SDLP - Seadrill Partners LLC Announces Pricing of Public Offering
London, United Kingdom, June 19, 2014 - Seadrill Partners LLC (NYSE: SDLP) ("Seadrill Partners" or the "Company") announced today that it has priced its public offering of 6,100,000 common units, which represent limited liability company interests, for total estimated gross proceeds of approximately $200 million (before deducting underwriting discounts and commissions and other estimated offering expenses).
In addition, Seadrill Limited ("Seadrill") has agreed to purchase directly from the Company in a private placement, $100 million of common units at the price at which the common units will be sold to the underwriters, such private placement to close concurrently with the public offering of common units.
The Company intends to use the net proceeds from the public offering and the concurrent private placement for general company purposes, which may include acquisitions, repayment of indebtedness and working capital purposes.
BofA Merrill Lynch and Morgan Stanley will act as book running managers for the offering and propose to offer the shares at prevailing market prices or otherwise from time to time through the NYSE, the over-the-counter market, negotiated transactions or otherwise.
Copies of the preliminary prospectus supplement and, when available, the final prospectus supplement and accompanying base prospectus related to this offering may be obtained from the offices of BofA Merrill Lynch, 222 Broadway, New York, NY 10038, Attn: Prospectus Department or Email firstname.lastname@example.org; and Morgan Stanley, Attention: Prospectus Department, 180 Varick Street, 2nd Floor, New York, NY 10014, Email: email@example.com, Telephone: 866-718-1649.
This news release does not constitute an offer to sell or a solicitation of an offer to buy the securities described herein, nor shall there be any sale of these securities in any state or jurisdiction in which such an offer, solicitation or sale would be unlawful prior to registration or qualification under the securities laws of any such jurisdiction. The common units in the public offering are being offered and sold pursuant to an effective registration statement on Form F-3 previously filed with the Securities and Exchange Commission (the "SEC") (File No. 333-196286). This offering may be made only by means of a prospectus supplement and accompanying base prospectus, which will be filed with the SEC.

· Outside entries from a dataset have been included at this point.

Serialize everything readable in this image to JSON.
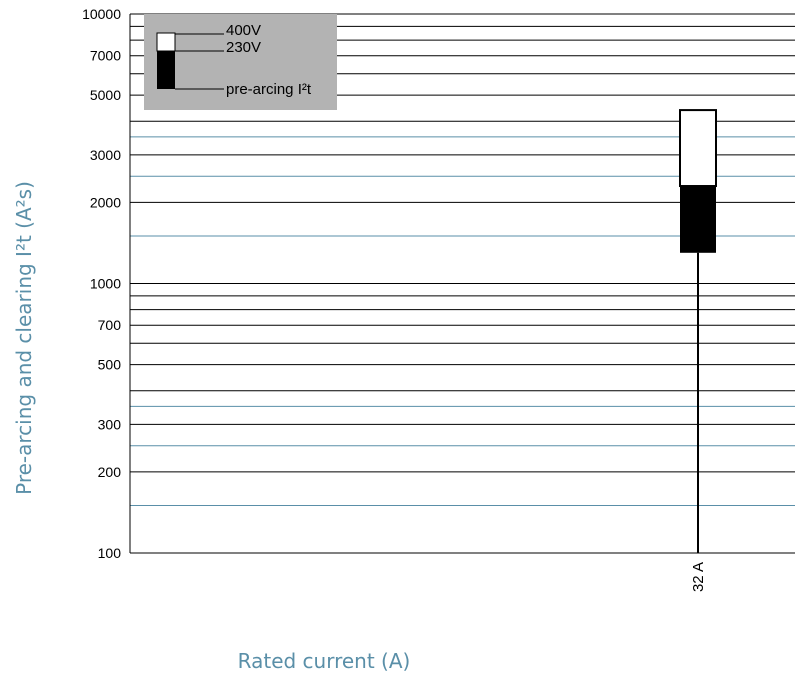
{
  "chart_data": {
    "type": "bar",
    "scale": "log",
    "ylim": [
      100,
      10000
    ],
    "ytick_labels": [
      "10000",
      "7000",
      "5000",
      "3000",
      "2000",
      "1000",
      "700",
      "500",
      "300",
      "200",
      "100"
    ],
    "ylabel": "Pre-arcing and clearing I²t (A²s)",
    "xlabel": "Rated current (A)",
    "categories": [
      "32 A"
    ],
    "series": [
      {
        "name": "pre-arcing I²t",
        "values": [
          1300
        ]
      },
      {
        "name": "230V",
        "values": [
          2300
        ]
      },
      {
        "name": "400V",
        "values": [
          4400
        ]
      }
    ],
    "legend": {
      "position": "top-left",
      "entries": [
        "400V",
        "230V",
        "pre-arcing I²t"
      ]
    },
    "colors": {
      "grid_major": "#000000",
      "grid_minor": "#5a8fa8",
      "legend_bg": "#b3b3b3",
      "pre_arcing": "#000000",
      "clearing": "#ffffff",
      "axis_title": "#5a8fa8"
    },
    "grid": true
  }
}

FORWARD LOOKING STATEMENTS
The statements in this press release that are not historical facts may be forward-looking statements. These forward looking statements, which include statements related to the public offering of common units, the concurrent private placement and the use of proceeds therefrom, are based upon the current beliefs and expectations of Seadrill Partners' management and are subject to risks and uncertainties, which could cause actual results to differ from the forward looking statements. The information set forth herein should be read in light of such risks. Seadrill Partners does not assume any obligation to update the information contained in this press release.